The big busines of leaves
If the leaves charged for their work, they would be millionaires!
Samantha Kennedy, a TSF biologist, states, “Leaves are vital for respiration and photosynthesis of plants. Thanks to them, CO2 is removed from the atmosphere and Oxygen is produced, which allows humans to live. In this process of the leaves and plants, carbon is transformed into energy; it produces chlorophyll, food for the plant, fruit, seeds, and maintains a constant cycle of life which guarantees the presence of humans on Earth.”
Meet a Junior Tropic Ranger
Gustavo Bolaños Ramírez is 10 years old and in fifth grade. He has been a frequent visitor to the forest next to the CEUNA School in San Rafael, Heredia. He participated in this activity in the “outdoor classroom”.
“I have a plot of the area with two banana trees. I have helped label and maintain plants in the class nursery. Now, we are also working on a butterfly garden with the help of a lot of adults.

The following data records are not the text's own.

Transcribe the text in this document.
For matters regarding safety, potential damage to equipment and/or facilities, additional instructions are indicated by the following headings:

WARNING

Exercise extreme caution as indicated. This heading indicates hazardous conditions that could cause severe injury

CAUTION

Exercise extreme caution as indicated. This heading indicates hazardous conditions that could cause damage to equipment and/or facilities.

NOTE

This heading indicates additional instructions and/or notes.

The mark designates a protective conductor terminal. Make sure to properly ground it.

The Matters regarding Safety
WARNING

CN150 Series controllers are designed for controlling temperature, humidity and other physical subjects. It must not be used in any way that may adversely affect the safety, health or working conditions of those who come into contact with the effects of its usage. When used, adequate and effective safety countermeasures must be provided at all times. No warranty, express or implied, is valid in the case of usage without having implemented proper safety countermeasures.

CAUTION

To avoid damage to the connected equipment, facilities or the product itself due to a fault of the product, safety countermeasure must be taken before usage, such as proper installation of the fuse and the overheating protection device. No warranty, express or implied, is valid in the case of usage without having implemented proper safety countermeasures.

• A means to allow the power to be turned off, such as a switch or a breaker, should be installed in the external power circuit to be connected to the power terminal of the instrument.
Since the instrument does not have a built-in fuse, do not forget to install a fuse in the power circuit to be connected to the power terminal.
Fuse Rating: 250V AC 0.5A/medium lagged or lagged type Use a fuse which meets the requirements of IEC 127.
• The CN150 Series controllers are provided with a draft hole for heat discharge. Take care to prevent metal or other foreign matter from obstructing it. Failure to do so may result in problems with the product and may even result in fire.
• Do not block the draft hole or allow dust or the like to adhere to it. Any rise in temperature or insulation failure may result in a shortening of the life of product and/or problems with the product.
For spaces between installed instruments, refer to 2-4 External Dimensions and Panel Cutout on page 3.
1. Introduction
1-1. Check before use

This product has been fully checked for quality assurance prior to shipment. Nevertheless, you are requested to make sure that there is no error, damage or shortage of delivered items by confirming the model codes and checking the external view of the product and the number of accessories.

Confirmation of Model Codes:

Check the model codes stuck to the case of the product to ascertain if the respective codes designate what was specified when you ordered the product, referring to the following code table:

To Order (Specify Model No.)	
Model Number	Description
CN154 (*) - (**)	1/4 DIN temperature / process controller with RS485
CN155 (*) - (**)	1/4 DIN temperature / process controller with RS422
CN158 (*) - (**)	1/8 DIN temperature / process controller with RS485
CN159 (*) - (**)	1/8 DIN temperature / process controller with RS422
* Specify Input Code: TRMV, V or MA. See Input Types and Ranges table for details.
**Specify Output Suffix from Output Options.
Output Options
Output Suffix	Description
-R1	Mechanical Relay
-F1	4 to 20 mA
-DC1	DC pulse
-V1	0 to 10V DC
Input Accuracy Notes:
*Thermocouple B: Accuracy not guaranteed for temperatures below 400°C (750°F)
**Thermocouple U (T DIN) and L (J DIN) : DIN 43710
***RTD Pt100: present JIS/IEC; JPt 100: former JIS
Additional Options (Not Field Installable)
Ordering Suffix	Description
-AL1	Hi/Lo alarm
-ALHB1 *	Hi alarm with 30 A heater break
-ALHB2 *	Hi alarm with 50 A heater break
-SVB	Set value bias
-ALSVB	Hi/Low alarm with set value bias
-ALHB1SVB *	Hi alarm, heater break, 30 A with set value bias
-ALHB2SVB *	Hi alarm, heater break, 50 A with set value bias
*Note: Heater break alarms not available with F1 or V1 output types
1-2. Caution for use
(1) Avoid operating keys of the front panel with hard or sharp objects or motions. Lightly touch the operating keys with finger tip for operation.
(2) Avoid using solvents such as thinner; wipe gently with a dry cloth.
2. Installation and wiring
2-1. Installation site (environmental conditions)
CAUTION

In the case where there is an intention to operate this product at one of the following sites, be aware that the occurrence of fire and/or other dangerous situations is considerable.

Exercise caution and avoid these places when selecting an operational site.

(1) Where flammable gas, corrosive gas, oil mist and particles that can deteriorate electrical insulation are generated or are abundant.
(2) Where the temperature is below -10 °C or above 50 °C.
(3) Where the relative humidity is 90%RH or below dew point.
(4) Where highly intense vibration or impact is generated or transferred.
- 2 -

For me, the forest is a mysterious place that has unusual things and gives us many surprises. For example, we have seen rabbits here. In one part of this forest nothing that we plant survives.
Here, we have had classes about butterflies, leaves, individuals, species, and ecosystems. For example, when we lift up a rock we see all the life that exits hidden from the sunlight. Here, in the forest, we have come to listen and distinguish the different sounds. We have seen 5 different kinds of birds and frogs in the trees.”
Yes, the forest is a mysterious place, full of surprises!